Bose has been a little quiet over a successor to its QuietComfort 35 headphones in the past year, but that’s about to change.
You may not realise it, but there are some serious happenings and product battles happening in the noise cancellation space.
What used to be a category dominated mostly by Bose has been shifting, and there are some serious entrants, serious because they too have some great products worth talking about.
It’s not just Bose that makes noise cancelling cans. There’s also Beats, Bang & Olufsen, Plantronics, Jabra, JBL, Microsoft, Sony, Audeara, Nura, and others, and everyone is vying for a piece of that wireless noise cancelling action.
Last year saw Sony hold onto the noise cancelling crown with the WH-1000XM3, a pair that we thought delivered the best sound and noise cancellation in that space, and it was a year Bose didn’t update its noise cancelling headphones at all.

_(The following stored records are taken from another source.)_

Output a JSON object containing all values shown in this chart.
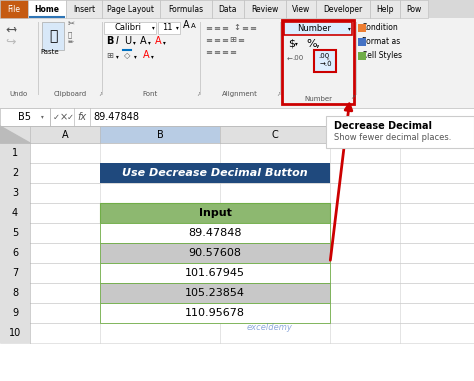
{
  "title": "Use Decrease Decimal Button",
  "title_bg": "#1F497D",
  "title_color": "#FFFFFF",
  "header": "Input",
  "header_bg": "#8DB870",
  "header_color": "#000000",
  "values": [
    "89.47848",
    "90.57608",
    "101.67945",
    "105.23854",
    "110.95678"
  ],
  "row_bg_odd": "#FFFFFF",
  "row_bg_even": "#C8C8C8",
  "cell_text_color": "#000000",
  "excel_bg": "#FFFFFF",
  "formula_bar_text": "89.47848",
  "cell_ref": "B5",
  "tab_names": [
    "File",
    "Home",
    "Insert",
    "Page Layout",
    "Formulas",
    "Data",
    "Review",
    "View",
    "Developer",
    "Help",
    "Pow"
  ],
  "active_tab": "Home",
  "number_box_color": "#CC0000",
  "tooltip_title": "Decrease Decimal",
  "tooltip_body": "Show fewer decimal places.",
  "watermark": "exceldemy",
  "arrow_color": "#CC0000",
  "ribbon_bg": "#F2F2F2",
  "tab_bar_bg": "#D8D8D8",
  "active_tab_color": "#FFFFFF",
  "file_tab_color": "#C55A11",
  "col_header_bg": "#E0E0E0",
  "col_b_header_bg": "#B8CCE4",
  "row_header_bg": "#E0E0E0",
  "grid_line_color": "#D0D0D0",
  "table_border_color": "#70AD47"
}
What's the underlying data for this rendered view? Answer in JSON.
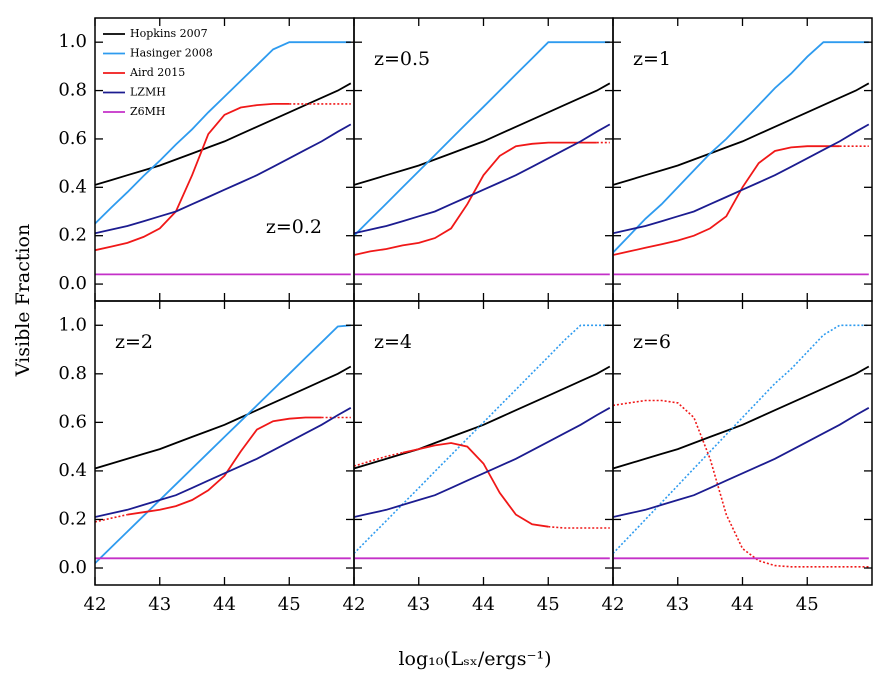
{
  "figure": {
    "xlabel": "log₁₀(Lₛₓ/ergs⁻¹)",
    "ylabel": "Visible Fraction"
  },
  "chart_data": [
    {
      "type": "line",
      "label": "z=0.2",
      "label_corner": "lower right",
      "legend": "upper left",
      "xlim": [
        42,
        46
      ],
      "ylim": [
        -0.07,
        1.1
      ],
      "yticks": [
        {
          "value": 0,
          "label": "0.0"
        },
        0.2,
        0.4,
        0.6,
        0.8,
        {
          "value": 1,
          "label": "1.0"
        }
      ],
      "x": [
        42,
        42.25,
        42.5,
        42.75,
        43,
        43.25,
        43.5,
        43.75,
        44,
        44.25,
        44.5,
        44.75,
        45,
        45.25,
        45.5,
        45.75,
        45.95
      ],
      "series": [
        {
          "name": "Hopkins 2007",
          "color": "#000000",
          "values": [
            0.41,
            0.43,
            0.45,
            0.47,
            0.49,
            0.515,
            0.54,
            0.565,
            0.59,
            0.62,
            0.65,
            0.68,
            0.71,
            0.74,
            0.77,
            0.8,
            0.83
          ]
        },
        {
          "name": "Hasinger 2008",
          "color": "#2e9bef",
          "values": [
            0.25,
            0.316,
            0.38,
            0.447,
            0.51,
            0.577,
            0.64,
            0.71,
            0.775,
            0.84,
            0.905,
            0.97,
            1,
            1,
            1,
            1,
            1
          ]
        },
        {
          "name": "Aird 2015",
          "color": "#f01818",
          "solid_range": [
            42,
            44.9
          ],
          "values": [
            0.14,
            0.155,
            0.17,
            0.195,
            0.23,
            0.3,
            0.45,
            0.62,
            0.7,
            0.73,
            0.74,
            0.745,
            0.745,
            0.745,
            0.745,
            0.745,
            0.745
          ]
        },
        {
          "name": "LZMH",
          "color": "#1c1c90",
          "values": [
            0.21,
            0.225,
            0.24,
            0.26,
            0.28,
            0.3,
            0.33,
            0.36,
            0.39,
            0.42,
            0.45,
            0.485,
            0.52,
            0.555,
            0.59,
            0.63,
            0.66
          ]
        },
        {
          "name": "Z6MH",
          "color": "#c430c8",
          "values": [
            0.04,
            0.04,
            0.04,
            0.04,
            0.04,
            0.04,
            0.04,
            0.04,
            0.04,
            0.04,
            0.04,
            0.04,
            0.04,
            0.04,
            0.04,
            0.04,
            0.04
          ]
        }
      ]
    },
    {
      "type": "line",
      "label": "z=0.5",
      "label_corner": "upper left",
      "xlim": [
        42,
        46
      ],
      "ylim": [
        -0.07,
        1.1
      ],
      "x": [
        42,
        42.25,
        42.5,
        42.75,
        43,
        43.25,
        43.5,
        43.75,
        44,
        44.25,
        44.5,
        44.75,
        45,
        45.25,
        45.5,
        45.75,
        45.95
      ],
      "series": [
        {
          "color": "#000000",
          "values": [
            0.41,
            0.43,
            0.45,
            0.47,
            0.49,
            0.515,
            0.54,
            0.565,
            0.59,
            0.62,
            0.65,
            0.68,
            0.71,
            0.74,
            0.77,
            0.8,
            0.83
          ]
        },
        {
          "color": "#2e9bef",
          "values": [
            0.2,
            0.267,
            0.333,
            0.4,
            0.467,
            0.533,
            0.6,
            0.667,
            0.733,
            0.8,
            0.867,
            0.933,
            1,
            1,
            1,
            1,
            1
          ]
        },
        {
          "color": "#f01818",
          "solid_range": [
            42,
            45.7
          ],
          "values": [
            0.12,
            0.135,
            0.145,
            0.16,
            0.17,
            0.19,
            0.23,
            0.33,
            0.45,
            0.53,
            0.57,
            0.58,
            0.585,
            0.585,
            0.585,
            0.585,
            0.585
          ]
        },
        {
          "color": "#1c1c90",
          "values": [
            0.21,
            0.225,
            0.24,
            0.26,
            0.28,
            0.3,
            0.33,
            0.36,
            0.39,
            0.42,
            0.45,
            0.485,
            0.52,
            0.555,
            0.59,
            0.63,
            0.66
          ]
        },
        {
          "color": "#c430c8",
          "values": [
            0.04,
            0.04,
            0.04,
            0.04,
            0.04,
            0.04,
            0.04,
            0.04,
            0.04,
            0.04,
            0.04,
            0.04,
            0.04,
            0.04,
            0.04,
            0.04,
            0.04
          ]
        }
      ]
    },
    {
      "type": "line",
      "label": "z=1",
      "label_corner": "upper left",
      "xlim": [
        42,
        46
      ],
      "ylim": [
        -0.07,
        1.1
      ],
      "x": [
        42,
        42.25,
        42.5,
        42.75,
        43,
        43.25,
        43.5,
        43.75,
        44,
        44.25,
        44.5,
        44.75,
        45,
        45.25,
        45.5,
        45.75,
        45.95
      ],
      "series": [
        {
          "color": "#000000",
          "values": [
            0.41,
            0.43,
            0.45,
            0.47,
            0.49,
            0.515,
            0.54,
            0.565,
            0.59,
            0.62,
            0.65,
            0.68,
            0.71,
            0.74,
            0.77,
            0.8,
            0.83
          ]
        },
        {
          "color": "#2e9bef",
          "values": [
            0.13,
            0.2,
            0.27,
            0.33,
            0.4,
            0.47,
            0.54,
            0.6,
            0.67,
            0.74,
            0.81,
            0.87,
            0.94,
            1,
            1,
            1,
            1
          ]
        },
        {
          "color": "#f01818",
          "solid_range": [
            42,
            45.5
          ],
          "values": [
            0.12,
            0.135,
            0.15,
            0.165,
            0.18,
            0.2,
            0.23,
            0.28,
            0.4,
            0.5,
            0.55,
            0.565,
            0.57,
            0.57,
            0.57,
            0.57,
            0.57
          ]
        },
        {
          "color": "#1c1c90",
          "values": [
            0.21,
            0.225,
            0.24,
            0.26,
            0.28,
            0.3,
            0.33,
            0.36,
            0.39,
            0.42,
            0.45,
            0.485,
            0.52,
            0.555,
            0.59,
            0.63,
            0.66
          ]
        },
        {
          "color": "#c430c8",
          "values": [
            0.04,
            0.04,
            0.04,
            0.04,
            0.04,
            0.04,
            0.04,
            0.04,
            0.04,
            0.04,
            0.04,
            0.04,
            0.04,
            0.04,
            0.04,
            0.04,
            0.04
          ]
        }
      ]
    },
    {
      "type": "line",
      "label": "z=2",
      "label_corner": "upper left",
      "xlim": [
        42,
        46
      ],
      "ylim": [
        -0.07,
        1.1
      ],
      "yticks": [
        {
          "value": 0,
          "label": "0.0"
        },
        0.2,
        0.4,
        0.6,
        0.8,
        {
          "value": 1,
          "label": "1.0"
        }
      ],
      "xticks": [
        42,
        43,
        44,
        45
      ],
      "x": [
        42,
        42.25,
        42.5,
        42.75,
        43,
        43.25,
        43.5,
        43.75,
        44,
        44.25,
        44.5,
        44.75,
        45,
        45.25,
        45.5,
        45.75,
        45.95
      ],
      "series": [
        {
          "color": "#000000",
          "values": [
            0.41,
            0.43,
            0.45,
            0.47,
            0.49,
            0.515,
            0.54,
            0.565,
            0.59,
            0.62,
            0.65,
            0.68,
            0.71,
            0.74,
            0.77,
            0.8,
            0.83
          ]
        },
        {
          "color": "#2e9bef",
          "values": [
            0.02,
            0.085,
            0.15,
            0.215,
            0.28,
            0.345,
            0.41,
            0.475,
            0.54,
            0.605,
            0.67,
            0.735,
            0.8,
            0.865,
            0.93,
            0.995,
            1
          ]
        },
        {
          "color": "#f01818",
          "solid_range": [
            42.5,
            45.6
          ],
          "values": [
            0.19,
            0.205,
            0.22,
            0.23,
            0.24,
            0.255,
            0.28,
            0.32,
            0.38,
            0.48,
            0.57,
            0.605,
            0.615,
            0.62,
            0.62,
            0.62,
            0.62
          ]
        },
        {
          "color": "#1c1c90",
          "values": [
            0.21,
            0.225,
            0.24,
            0.26,
            0.28,
            0.3,
            0.33,
            0.36,
            0.39,
            0.42,
            0.45,
            0.485,
            0.52,
            0.555,
            0.59,
            0.63,
            0.66
          ]
        },
        {
          "color": "#c430c8",
          "values": [
            0.04,
            0.04,
            0.04,
            0.04,
            0.04,
            0.04,
            0.04,
            0.04,
            0.04,
            0.04,
            0.04,
            0.04,
            0.04,
            0.04,
            0.04,
            0.04,
            0.04
          ]
        }
      ]
    },
    {
      "type": "line",
      "label": "z=4",
      "label_corner": "upper left",
      "xlim": [
        42,
        46
      ],
      "ylim": [
        -0.07,
        1.1
      ],
      "xticks": [
        42,
        43,
        44,
        45
      ],
      "x": [
        42,
        42.25,
        42.5,
        42.75,
        43,
        43.25,
        43.5,
        43.75,
        44,
        44.25,
        44.5,
        44.75,
        45,
        45.25,
        45.5,
        45.75,
        45.95
      ],
      "series": [
        {
          "color": "#000000",
          "values": [
            0.41,
            0.43,
            0.45,
            0.47,
            0.49,
            0.515,
            0.54,
            0.565,
            0.59,
            0.62,
            0.65,
            0.68,
            0.71,
            0.74,
            0.77,
            0.8,
            0.83
          ]
        },
        {
          "color": "#2e9bef",
          "line_style": "dotted",
          "values": [
            0.06,
            0.128,
            0.195,
            0.263,
            0.33,
            0.398,
            0.465,
            0.533,
            0.6,
            0.668,
            0.735,
            0.803,
            0.87,
            0.938,
            1,
            1,
            1
          ]
        },
        {
          "color": "#f01818",
          "solid_range": [
            42.7,
            45.0
          ],
          "values": [
            0.42,
            0.44,
            0.46,
            0.475,
            0.49,
            0.505,
            0.515,
            0.5,
            0.43,
            0.31,
            0.22,
            0.18,
            0.17,
            0.165,
            0.165,
            0.165,
            0.165
          ]
        },
        {
          "color": "#1c1c90",
          "values": [
            0.21,
            0.225,
            0.24,
            0.26,
            0.28,
            0.3,
            0.33,
            0.36,
            0.39,
            0.42,
            0.45,
            0.485,
            0.52,
            0.555,
            0.59,
            0.63,
            0.66
          ]
        },
        {
          "color": "#c430c8",
          "values": [
            0.04,
            0.04,
            0.04,
            0.04,
            0.04,
            0.04,
            0.04,
            0.04,
            0.04,
            0.04,
            0.04,
            0.04,
            0.04,
            0.04,
            0.04,
            0.04,
            0.04
          ]
        }
      ]
    },
    {
      "type": "line",
      "label": "z=6",
      "label_corner": "upper left",
      "xlim": [
        42,
        46
      ],
      "ylim": [
        -0.07,
        1.1
      ],
      "xticks": [
        42,
        43,
        44,
        45
      ],
      "x": [
        42,
        42.25,
        42.5,
        42.75,
        43,
        43.25,
        43.5,
        43.75,
        44,
        44.25,
        44.5,
        44.75,
        45,
        45.25,
        45.5,
        45.75,
        45.95
      ],
      "series": [
        {
          "color": "#000000",
          "values": [
            0.41,
            0.43,
            0.45,
            0.47,
            0.49,
            0.515,
            0.54,
            0.565,
            0.59,
            0.62,
            0.65,
            0.68,
            0.71,
            0.74,
            0.77,
            0.8,
            0.83
          ]
        },
        {
          "color": "#2e9bef",
          "line_style": "dotted",
          "values": [
            0.06,
            0.13,
            0.2,
            0.27,
            0.34,
            0.41,
            0.48,
            0.55,
            0.62,
            0.69,
            0.76,
            0.82,
            0.89,
            0.96,
            1,
            1,
            1
          ]
        },
        {
          "color": "#f01818",
          "line_style": "dotted",
          "values": [
            0.67,
            0.68,
            0.69,
            0.69,
            0.68,
            0.62,
            0.45,
            0.22,
            0.08,
            0.03,
            0.01,
            0.005,
            0.005,
            0.005,
            0.005,
            0.005,
            0.005
          ]
        },
        {
          "color": "#1c1c90",
          "values": [
            0.21,
            0.225,
            0.24,
            0.26,
            0.28,
            0.3,
            0.33,
            0.36,
            0.39,
            0.42,
            0.45,
            0.485,
            0.52,
            0.555,
            0.59,
            0.63,
            0.66
          ]
        },
        {
          "color": "#c430c8",
          "values": [
            0.04,
            0.04,
            0.04,
            0.04,
            0.04,
            0.04,
            0.04,
            0.04,
            0.04,
            0.04,
            0.04,
            0.04,
            0.04,
            0.04,
            0.04,
            0.04,
            0.04
          ]
        }
      ]
    }
  ]
}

That’s about to change, however, as Bose is ready with an updated model, coming in a model and range that does away with the “QuietComfort” name used in the QC35 headphones, at least for the moment, arriving in the Bose Noise Cancelling Headphones 700. If there’s one thing you can say about this new model, the name is certainly direct about what they’re designed to do: they cancel out noise.
In fact, while noise cancellation is a primary part of the technology, they also come with improvements to voice technology, apparently built from the ground up with a new digital signal processor, new electronics, and an eight microphone system that uses six microphones to cancel noise while two improve voice pickup.
Bose is also using beamform technology to channel your voice and hone it, adding what it calls a “rejection array” to block random sounds in real-time while you’re on calls. In essence, that rejection system could be used with Bose’s understanding of noise cancellation technology to make its Noise Cancelling Headphones 700 more adaptive, and able to cancel out random sounds when you’re talking to someone, or even to a voice assistant like Siri, Google Assistant, or Amazon’s Alexa.
They’ll even talk natively to voice assistants, with Alexa able to be called on later with a software update simply by saying “Alexa” rather than touching a button, with touch controls offered for music control on the redesigned headphone, which sports a more obvious band sliding on the surface of the headphones.
At release, however, the technology will be about noise cancellation and calls, with improvements to noise cancellation that quell hiss in noise cancelling headphones, and an adjustable cancellation mode that lets you listen to the outside world using an ambient mode similar to what other noise cancelling headphones are doing. Bose’s “Conversation Mode” will let you jump into that quickly, which sounds similar to what Sony uses in its Ambient Voice mode.
Much like the QC35 headphones, the Noise Cancelling Headphones 700 will still be wireless, and will still be around-the-ear, but there will also be a pair of Noise Cancelling Earbuds in the 700 series coming soon, too, presumably delivering similar performance in a smaller design.
Local pricing and availability hasn’t been announced, though given these new headphones are clearly here to replace the QC line and target a price of $399 USD in America, we think it’s a pretty safe assumption that Bose will set the RRP between $499 and $600 locally, competing against the other high-end brands in that sector.
We’ll let you know when they’re set for release locally, but given a June 30 date is pencilled in for America, you can more or less expect the same locally.